Para a sífilis, estudos com gestantes brasileiras HIV negativas indicaram taxas que variaram de 0,8 a 7,7%5 , 11. Levantamento epidemiológico realizado em gestantes pelo Ministério da Saúde em 2011 demonstrou taxa de 0,5%12. Considerando as gestantes HIV positivas, um estudo na Etiópia encontrou prevalência de sífilis de 1% nesse grupo e de 3% no grupo das gestantes HIV negativas13.
O objetivo deste estudo foi avaliar a prevalência das Torchs em uma coorte de gestantes positivas para o HIV de uma área metropolitana do Brasil, bem como identificar os fatores sociodemográficos, clínicos e laboratoriais envolvidos na saúde materno-infantil.
Trata-se de estudo descritivo envolvendo gestantes com sorologia positiva para o HIV acompanhadas no serviço de pré-natal de alto risco do Hospital das Clínicas da Universidade Federal de Minas Gerais (HC-UFMG), em Belo Horizonte, Minas Gerais, Brasil, o qual é referência para a população de Belo Horizonte e de cidades da região metropolitana. Este estudo foi aprovado pelo Comitê de Ética em Pesquisa (COEP) da Universidade Federal de Minas Gerais (ETIC 008/97).
Todas as gestantes com diagnóstico positivo de infecção pelo HIV - ou seja, com dois testes de triagem imunoenzimáticos (ELISA) positivos em amostras diferentes e um teste confirmatório positivo, por biologia molecular/bioquímica (Western Blot) ou por reação de imunofluorescência indireta (RIFI) - acompanhadas no serviço, entre agosto de 1998 e dezembro de 2013, foram incluídas neste estudo.
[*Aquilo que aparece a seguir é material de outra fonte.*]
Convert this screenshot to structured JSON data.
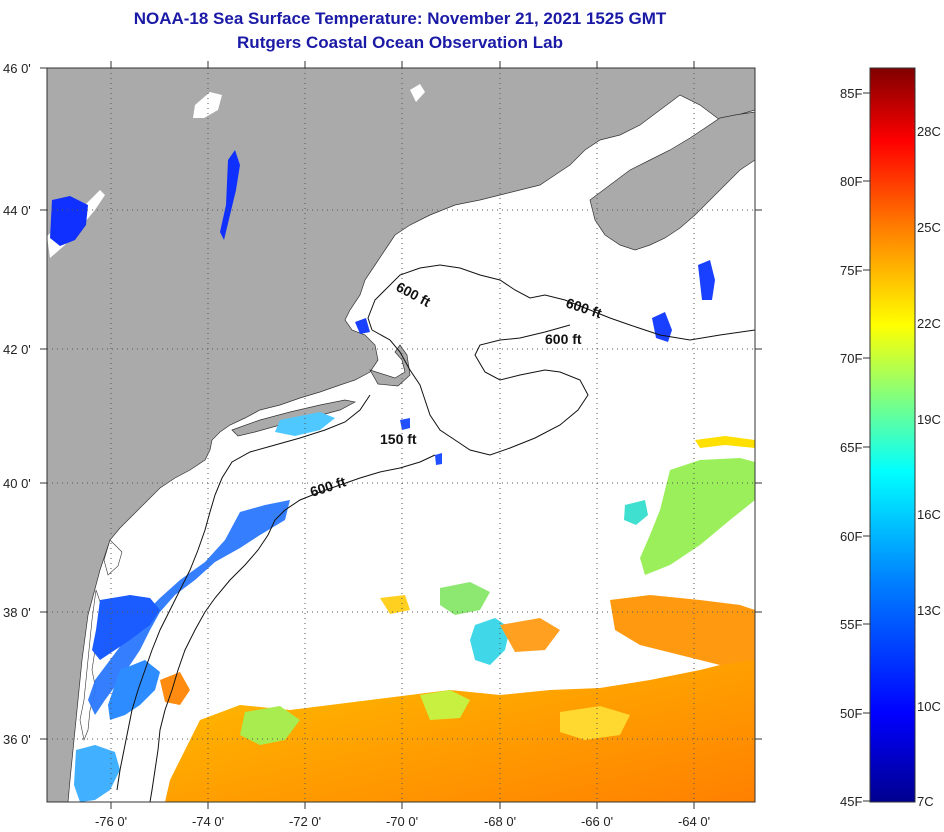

Entre as 1.573 gestantes com sorologia positiva para o HIV recrutadas neste período, foram incluídas neste estudo 704 gestantes com resultado disponível de alguns dos seguintes testes sorológicos: toxoplasmose, rubéola, citomegalovirose, hepatites B e C, e sífilis.
Os dados de cada gestante foram resgistrados em questionário padronizado durante o atendimento e/ou por meio de busca ativa em prontuário médico. O preeenchimento dos formulários foi realizado pelos profissionais responsáveis pelo atendimento a fim de se garantir mais confiabilidade nas informações. As informações coletadas foram digitadas em banco de dados padronizado do Grupo de Pesquisa em HIV/AIDS Materno Infantil da UFMG. Para avaliação dos dados, considerou-se cada gestação, o que significa que a mesma gestante pode ter sido contabilizada mais de uma vez caso tenha engravidado novamente no período analisado, e que suas variáveis foram avaliadas individualmente em cada gestação.
As variáveis maternas investigadas foram: média da idade; estado civil (casada ou união estável e solteira, viúva ou separada); escolaridade (≥8 anos e <8 anos); momento de contágio (gestação prévia e/ou fora da gestação atual, e na gestação atual); forma de contágio (transmissão vertical, hemotransfusão ou compartilhamento de seringas/agulhas e sexual); contagem de linfócitos TCD4+ (≥ 350 células/mm3 e <350 células/mm3); carga viral plasmática do HIV próxima ao parto (indetectável e detectável); e uso de terapia antirretroviral durante a gestação. As variáveis neonatais investigadas foram: ocorrência ou não de transmissão vertical do HIV; prematuridade; baixo peso ao nascimento; complicações fetais; aborto; e óbito fetal.
Foram analisados os resultados dos testes sorológicos realizados durante a gestação: toxoplasmose (anticorpos IgM e IgG - Kit BioMérieux VIDAS®; sífilis (teste não treponêmico: Venereal Disease Reaserch Laboratory/VDRL - Kit Laborclin RPR BRÁS®; sífilis (teste treponêmico: Treponema pallidum Hemagglutination Assay/TPHA - Kit BioMérieux Trepanostika); rubéola (anticorpos IgM e IgG - Kit Ortho Clinical Diagnostics VITROS®; citomegalovirose (anticorpos IgM e IgG - Kit BioMérieux VIDAS®; hepatite B (antígeno HBsAg - Kit Ortho Clinical Diagnostics VITROS® e hepatite C (anticorpo anti-HCV - Kit Ortho Clinical Diagnostics VITROS®.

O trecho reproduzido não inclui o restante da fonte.